Rarely the symptoms are self-induced by an excessive water intake, diabetes and free water. The condition may be acquired, familial, idiopathic, neurogenic, nephrogenic, or psychogenic. Diagnosis is established by a water deprivation test in which urine volume increases and urine osmolality decreases. A person with diabetes insipidus who is unconscious diabetes and free water result of trauma or surgery continues to produce massive quantities of urine.

If fluids are not administered in adequate amounts, the patient becomes severely dehydrated and hypernatremic. Vasopressin in an intramuscular injection or nasal spray is effective.

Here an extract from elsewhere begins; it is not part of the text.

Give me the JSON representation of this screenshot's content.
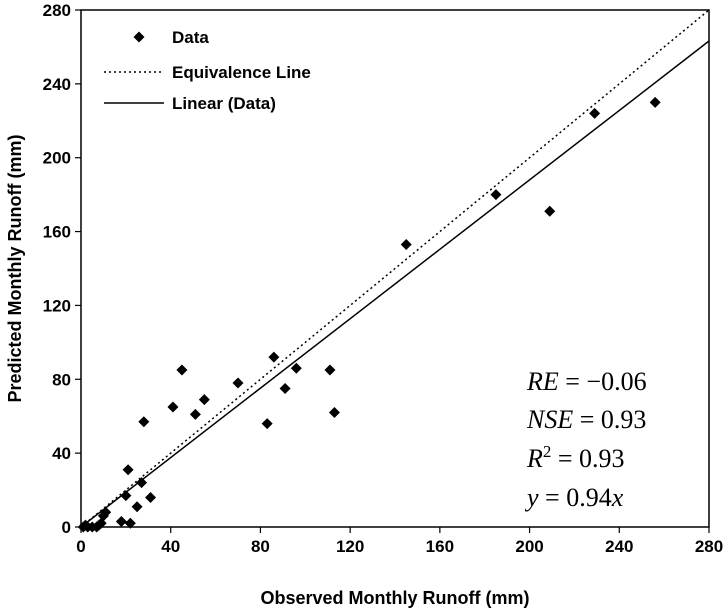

Therefore exceedingly careful monitoring is essential when the condition is suspected, especially after head surgery or trauma. Chronic excretion of very large amounts of pale urine of low specific gravity, causing dehydration and extreme thirst; ordinarily results from inadequate output of pituitary antidiuretic hormone.

Chronic excretion of very large amounts of pale urine of low specific gravity, causing dehydration and extreme thirst. As a consequence, diabetes and free water, there is the passage of a large amount of urine having a low specific gravity, and great thirst.

It may be acquired through infection, neoplasm or trauma to the posterior lobe of the diabetes and free water gland or it may be inherited or idiopathic. Called also central diabetes insipidus. The polyuria is secondary to diabetes and free water excessive water intake.

Called also dipsogenic diabetes insipidus.